7. Juliet.  Sweet Jesus!  I couldn’t believe she outright told Jin about Sun’s affair.  Seriously, that floored me.  What a bitch!  If nothing else, I think it’s safe to say that Juliet, in this instance, is being truthful.  Otherwise, she’s just a spiteful asshole.  While I found myself still wondering if the baby really is Jin’s, I guess it must be, seeing as how Juliet is still convinced that she and the baby will die if they don’t get off the island and fast.

8. The Oceanic Six?  So, Sun is an official part of the gang, but I’m still confused.  Are we to consider Aaron a member of the Six?  I mean, we’ve got Jack, Kate, Hurley, Sayid, Sun, and . . . I don’t like the notion of Aaron, as he wasn’t on the itinerary.  I guess we could consider him a member if he’s one of the six people to get off the island.  I don’t know; I still think this is unclear.
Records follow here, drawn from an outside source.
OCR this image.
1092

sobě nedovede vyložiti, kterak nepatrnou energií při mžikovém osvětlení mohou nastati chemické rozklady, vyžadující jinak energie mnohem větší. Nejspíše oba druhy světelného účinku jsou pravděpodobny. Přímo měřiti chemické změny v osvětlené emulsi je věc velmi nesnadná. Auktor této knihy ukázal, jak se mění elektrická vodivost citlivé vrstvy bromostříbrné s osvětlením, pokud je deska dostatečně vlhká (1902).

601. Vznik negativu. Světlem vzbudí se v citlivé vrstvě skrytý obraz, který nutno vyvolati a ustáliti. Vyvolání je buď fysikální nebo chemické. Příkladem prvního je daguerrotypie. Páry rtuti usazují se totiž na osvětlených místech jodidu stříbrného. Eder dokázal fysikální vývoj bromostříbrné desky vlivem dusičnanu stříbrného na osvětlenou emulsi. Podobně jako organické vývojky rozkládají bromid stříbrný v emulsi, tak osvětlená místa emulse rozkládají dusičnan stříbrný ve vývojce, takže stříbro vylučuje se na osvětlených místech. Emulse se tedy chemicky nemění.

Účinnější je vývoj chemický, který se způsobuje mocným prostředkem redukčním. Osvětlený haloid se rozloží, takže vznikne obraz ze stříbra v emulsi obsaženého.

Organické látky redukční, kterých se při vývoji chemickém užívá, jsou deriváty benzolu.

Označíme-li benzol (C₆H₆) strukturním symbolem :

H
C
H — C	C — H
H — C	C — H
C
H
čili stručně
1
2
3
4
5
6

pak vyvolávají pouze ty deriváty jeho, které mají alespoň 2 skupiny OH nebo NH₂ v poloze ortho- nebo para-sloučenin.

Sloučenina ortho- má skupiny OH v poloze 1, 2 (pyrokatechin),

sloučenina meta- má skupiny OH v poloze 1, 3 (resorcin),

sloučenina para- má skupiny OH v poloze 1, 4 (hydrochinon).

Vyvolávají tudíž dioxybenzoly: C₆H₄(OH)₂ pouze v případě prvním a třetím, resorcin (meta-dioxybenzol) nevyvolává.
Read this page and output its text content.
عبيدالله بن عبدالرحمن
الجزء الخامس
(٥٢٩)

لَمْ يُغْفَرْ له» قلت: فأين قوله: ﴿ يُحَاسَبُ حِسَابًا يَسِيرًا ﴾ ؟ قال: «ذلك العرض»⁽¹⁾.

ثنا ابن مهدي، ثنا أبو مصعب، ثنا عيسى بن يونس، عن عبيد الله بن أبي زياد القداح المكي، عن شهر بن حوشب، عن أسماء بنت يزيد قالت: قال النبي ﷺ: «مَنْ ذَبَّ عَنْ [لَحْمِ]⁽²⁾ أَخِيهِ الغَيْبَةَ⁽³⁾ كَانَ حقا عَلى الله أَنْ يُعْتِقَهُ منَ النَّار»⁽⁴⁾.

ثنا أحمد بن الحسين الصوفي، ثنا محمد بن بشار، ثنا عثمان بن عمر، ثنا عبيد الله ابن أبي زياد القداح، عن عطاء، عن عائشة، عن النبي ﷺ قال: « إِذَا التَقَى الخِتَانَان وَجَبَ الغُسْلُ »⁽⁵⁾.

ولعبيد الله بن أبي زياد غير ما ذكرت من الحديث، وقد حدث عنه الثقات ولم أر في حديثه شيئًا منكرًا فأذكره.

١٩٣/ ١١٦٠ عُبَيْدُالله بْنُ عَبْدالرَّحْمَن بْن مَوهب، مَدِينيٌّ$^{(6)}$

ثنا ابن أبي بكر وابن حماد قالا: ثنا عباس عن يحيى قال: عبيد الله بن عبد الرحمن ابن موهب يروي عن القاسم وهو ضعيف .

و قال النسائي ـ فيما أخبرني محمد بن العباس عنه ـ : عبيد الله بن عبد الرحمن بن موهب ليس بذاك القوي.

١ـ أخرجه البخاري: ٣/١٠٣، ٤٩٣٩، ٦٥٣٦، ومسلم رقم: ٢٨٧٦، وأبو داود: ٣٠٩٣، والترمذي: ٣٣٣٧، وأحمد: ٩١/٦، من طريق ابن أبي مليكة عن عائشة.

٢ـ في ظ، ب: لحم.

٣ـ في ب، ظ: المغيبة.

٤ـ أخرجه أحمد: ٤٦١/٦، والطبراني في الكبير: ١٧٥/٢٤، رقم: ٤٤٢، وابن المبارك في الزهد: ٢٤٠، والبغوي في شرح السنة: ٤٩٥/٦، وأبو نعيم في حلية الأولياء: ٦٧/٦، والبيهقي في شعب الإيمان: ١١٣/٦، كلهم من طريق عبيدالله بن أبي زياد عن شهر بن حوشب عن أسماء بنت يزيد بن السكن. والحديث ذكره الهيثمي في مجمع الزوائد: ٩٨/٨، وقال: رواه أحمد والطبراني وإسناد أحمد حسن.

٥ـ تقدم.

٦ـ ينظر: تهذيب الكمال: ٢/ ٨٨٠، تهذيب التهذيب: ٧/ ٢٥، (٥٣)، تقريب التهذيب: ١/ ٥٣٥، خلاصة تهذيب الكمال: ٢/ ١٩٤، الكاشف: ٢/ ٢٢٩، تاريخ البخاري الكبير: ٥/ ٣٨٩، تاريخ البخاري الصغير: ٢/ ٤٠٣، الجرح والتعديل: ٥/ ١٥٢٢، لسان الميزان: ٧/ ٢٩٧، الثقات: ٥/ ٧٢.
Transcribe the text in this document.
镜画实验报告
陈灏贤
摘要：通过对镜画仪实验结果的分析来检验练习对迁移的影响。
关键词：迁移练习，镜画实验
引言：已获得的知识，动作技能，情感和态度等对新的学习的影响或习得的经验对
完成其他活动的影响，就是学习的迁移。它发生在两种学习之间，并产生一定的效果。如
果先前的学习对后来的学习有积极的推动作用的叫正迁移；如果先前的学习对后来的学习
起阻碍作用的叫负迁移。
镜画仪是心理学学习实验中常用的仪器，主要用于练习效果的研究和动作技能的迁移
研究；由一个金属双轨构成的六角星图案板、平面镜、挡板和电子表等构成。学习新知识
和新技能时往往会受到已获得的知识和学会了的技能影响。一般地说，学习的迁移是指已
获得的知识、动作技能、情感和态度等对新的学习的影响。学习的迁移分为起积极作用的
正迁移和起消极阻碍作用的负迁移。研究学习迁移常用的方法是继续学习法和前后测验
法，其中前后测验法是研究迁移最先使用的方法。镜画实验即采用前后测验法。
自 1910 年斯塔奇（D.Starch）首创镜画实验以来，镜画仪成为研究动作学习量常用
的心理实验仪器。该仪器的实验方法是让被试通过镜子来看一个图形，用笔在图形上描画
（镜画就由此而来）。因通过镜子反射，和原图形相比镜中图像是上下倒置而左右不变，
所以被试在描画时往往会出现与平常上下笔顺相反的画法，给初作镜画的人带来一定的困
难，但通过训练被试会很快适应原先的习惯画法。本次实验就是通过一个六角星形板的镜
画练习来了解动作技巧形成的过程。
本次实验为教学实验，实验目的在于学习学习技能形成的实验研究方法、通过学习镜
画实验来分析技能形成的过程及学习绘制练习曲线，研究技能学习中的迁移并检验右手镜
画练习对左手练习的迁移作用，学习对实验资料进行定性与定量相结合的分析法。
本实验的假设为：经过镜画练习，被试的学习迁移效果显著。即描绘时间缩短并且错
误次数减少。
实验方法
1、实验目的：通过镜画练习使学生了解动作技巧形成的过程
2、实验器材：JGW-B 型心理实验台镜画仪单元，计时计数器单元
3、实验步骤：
9. Alternating timelines.  I called it during the episode that Sun’s flash-forward and Jin’s flashback weren’t in conjunction with one another.  It just seemed pretty clear that there were separate storylines going on.  And once Jin went back for that second panda, yeah, that sealed it.  No way is Jin, who is apeshit for his wife and kid, going back for a stuffed animal when his kid’s about to pop out.  Also, his hair looked weird.

That’s about all I’ve got for now, as I’m drawing a blank on other action.